椎間板障害の治癒には繊維輪の損傷の修復を待つ必要があるが、血流の乏しい繊維輪が十分修復するまでには数か月を要するため、数か月は椎間板内圧を高める運動を休止させる必要がある。前屈時の腰痛が軽減し、前屈制限がなくなってから自主トレを開始する。
自主トレーニング
骨盤の前傾可動性を高める為に、ハムストリングスのストレッチを行う。その際には腰椎前屈運動が生じないよう注意して行う。また胸椎胸郭のストレッチを行い、多裂筋の賦活化による脊柱伸展可動性と筋コントロールを改善させる。
矢状面における体幹深部筋(腹横筋、多裂筋)と脊柱起立筋、大殿筋の筋の働き方が重要となる。体幹深部筋と大殿筋を賦活しハムストリングスや脊柱起立筋の過活動を避ける筋の動きを習得する必要がある。
これらのエクササイズとしてはブリッジエクササイズやピラティス等が用いられる。日常生活において床の物を拾う際も骨盤前傾位を保った姿勢での持ち上げ動作が求められる。
混合型腰痛
筋性の腰痛(筋筋膜性腰痛、脊柱起立筋付着部障害)や仙腸関節障害から生じる腰痛はその病態によって、伸展、前屈(前かがみ)の運動方向による疼痛誘発部位が分かりにくいのが特徴。
仙腸関節障害
骨盤輪(寛骨・仙骨・尾骨)を安定させる為に仙腸関節周囲の靭帯の役割は大きく、運動時に骨盤輪に対する物理的ストレスが繰り返される事で靭帯の損傷や靭帯付着部障害が発生し、疼痛が生じると考えられる。

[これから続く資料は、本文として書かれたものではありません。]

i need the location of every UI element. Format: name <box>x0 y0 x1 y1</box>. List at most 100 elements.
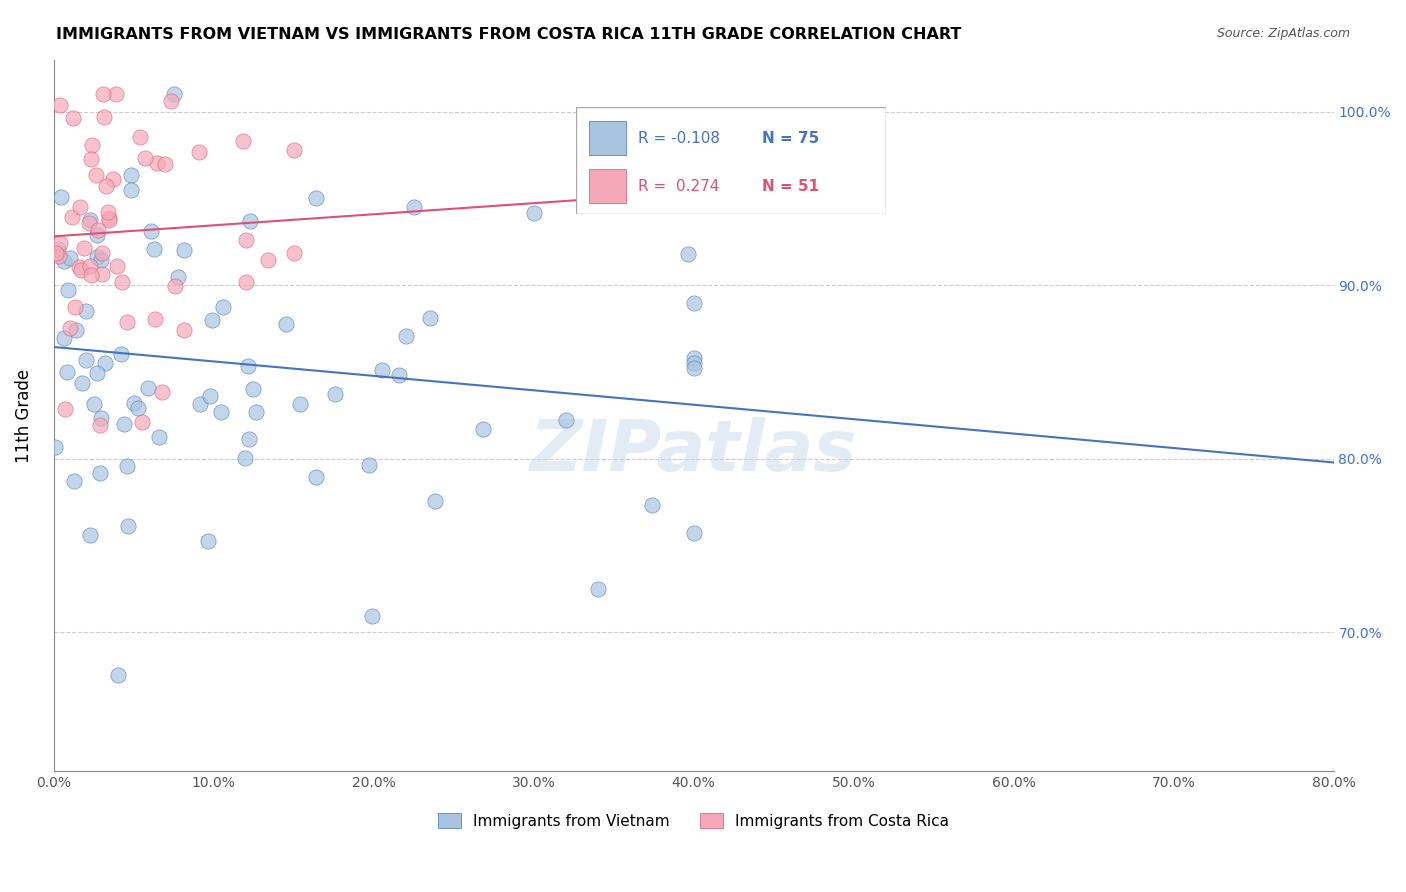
Point <box>141 224 163 238</box>
Point <box>55 365 77 379</box>
Point <box>163 87 186 102</box>
Point <box>69 200 91 214</box>
Point <box>53 402 76 417</box>
Text: Source: ZipAtlas.com: Source: ZipAtlas.com <box>1216 27 1350 40</box>
Point <box>188 397 211 411</box>
Text: ZIPatlas: ZIPatlas <box>530 417 858 485</box>
Point <box>59 252 82 266</box>
Point <box>117 459 139 474</box>
Point <box>82 137 104 152</box>
Point <box>62 111 84 125</box>
Point <box>197 534 219 549</box>
Point <box>274 317 297 331</box>
Text: N = 51: N = 51 <box>762 178 820 194</box>
Point <box>127 401 149 415</box>
Point <box>245 405 267 419</box>
Point <box>62 474 84 488</box>
Point <box>86 366 108 380</box>
Point <box>257 253 280 268</box>
Point <box>188 145 211 159</box>
Point <box>122 396 145 410</box>
Point <box>91 268 114 282</box>
Point <box>145 155 167 169</box>
Text: IMMIGRANTS FROM VIETNAM VS IMMIGRANTS FROM COSTA RICA 11TH GRADE CORRELATION CHA: IMMIGRANTS FROM VIETNAM VS IMMIGRANTS FR… <box>56 27 962 42</box>
Point <box>554 413 576 427</box>
Point <box>232 135 254 149</box>
Point <box>63 301 86 315</box>
Point <box>90 252 112 267</box>
Point <box>682 295 704 310</box>
Point <box>371 363 394 377</box>
Point <box>60 210 83 224</box>
FancyBboxPatch shape <box>576 107 886 214</box>
Point <box>173 243 195 257</box>
Point <box>79 212 101 227</box>
Point <box>160 95 183 109</box>
Point <box>404 201 426 215</box>
Point <box>641 498 664 512</box>
Point <box>110 347 132 361</box>
Point <box>93 111 115 125</box>
Point <box>86 250 108 264</box>
Point <box>107 668 129 682</box>
Point <box>682 360 704 375</box>
Point <box>49 235 72 250</box>
Point <box>288 397 311 411</box>
Text: R = -0.108: R = -0.108 <box>638 130 720 145</box>
Point <box>80 268 103 283</box>
Point <box>128 129 150 144</box>
Point <box>361 609 384 624</box>
Point <box>111 275 134 289</box>
Point <box>94 179 117 194</box>
Point <box>201 313 224 327</box>
Point <box>44 440 66 454</box>
FancyBboxPatch shape <box>589 121 626 155</box>
Point <box>142 242 165 256</box>
Point <box>98 213 121 227</box>
Point <box>79 527 101 541</box>
Point <box>65 323 87 337</box>
Point <box>134 151 156 165</box>
Point <box>423 494 446 508</box>
Point <box>91 87 114 102</box>
Point <box>112 417 135 432</box>
Point <box>676 246 699 260</box>
Point <box>283 246 305 260</box>
Point <box>239 214 262 228</box>
Point <box>242 382 264 396</box>
Point <box>97 205 120 219</box>
Point <box>388 368 411 382</box>
Point <box>150 385 173 400</box>
Point <box>304 191 326 205</box>
Point <box>70 263 93 277</box>
Point <box>148 430 170 444</box>
Point <box>166 270 188 285</box>
Point <box>101 171 124 186</box>
Point <box>90 410 112 425</box>
Point <box>419 311 441 326</box>
Point <box>86 228 108 243</box>
Point <box>395 329 418 343</box>
Point <box>209 405 232 419</box>
Point <box>471 422 494 436</box>
Text: N = 75: N = 75 <box>762 130 820 145</box>
Point <box>586 582 609 597</box>
Point <box>91 245 114 260</box>
Point <box>163 279 186 293</box>
Point <box>117 519 139 533</box>
Point <box>120 183 142 197</box>
Point <box>153 157 176 171</box>
Point <box>45 245 67 260</box>
Point <box>104 87 127 102</box>
Point <box>49 97 72 112</box>
Point <box>233 451 256 466</box>
Point <box>238 432 260 446</box>
Point <box>145 312 167 326</box>
Point <box>86 169 108 183</box>
Point <box>73 241 96 255</box>
Point <box>98 211 121 226</box>
Point <box>79 259 101 273</box>
Point <box>75 352 97 367</box>
Point <box>211 300 233 314</box>
Point <box>46 243 69 257</box>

もし仙腸関節周囲の靭帯に仙骨を後傾させるストレスによって障害が発生すれば伸展型腰痛となり、前傾させるストレスによる障害であれば前屈型の腰痛を発症する。圧痛点や疼痛部位は上後腸骨棘付近にあり、one finger testが有用。
筋筋膜性腰痛
主に脊柱起立筋の過活動、または筋膜周囲の炎症によって腰痛が生じ、炎症後の筋膜の滑走性障害(滑りが悪くなる)によっても腰痛や違和感が生じる。
筋肉由来の疼痛は筋肉に伸長負荷を加えた際に疼痛が誘発されたり、筋を短縮させる負荷を加えた際に誘発したりと状況によって変化する為、前屈型か伸展型かの区別が難しい。
疼痛部位は関節性の腰痛と比べて漠然としており、指し示すことが難しい。自主トレーニングでは脊柱起立筋の過活動を是正する為の体幹深部筋や大殿筋の賦活化等による筋コントロール改善が求められる。
脊柱起立筋付着部障害
動作時に脊柱起立筋の過活動が繰り返されると脊柱起立筋と腸骨翼との境目の付着部に障害が発生する。そのため疼痛部位や圧痛点は腰椎部では腸骨翼付近示す。
うつ伏せで下肢を挙上させるPHEテストを行うと、脊柱起立筋の過活動とその付着部障害がある場合には腸骨翼に腰痛が再現される。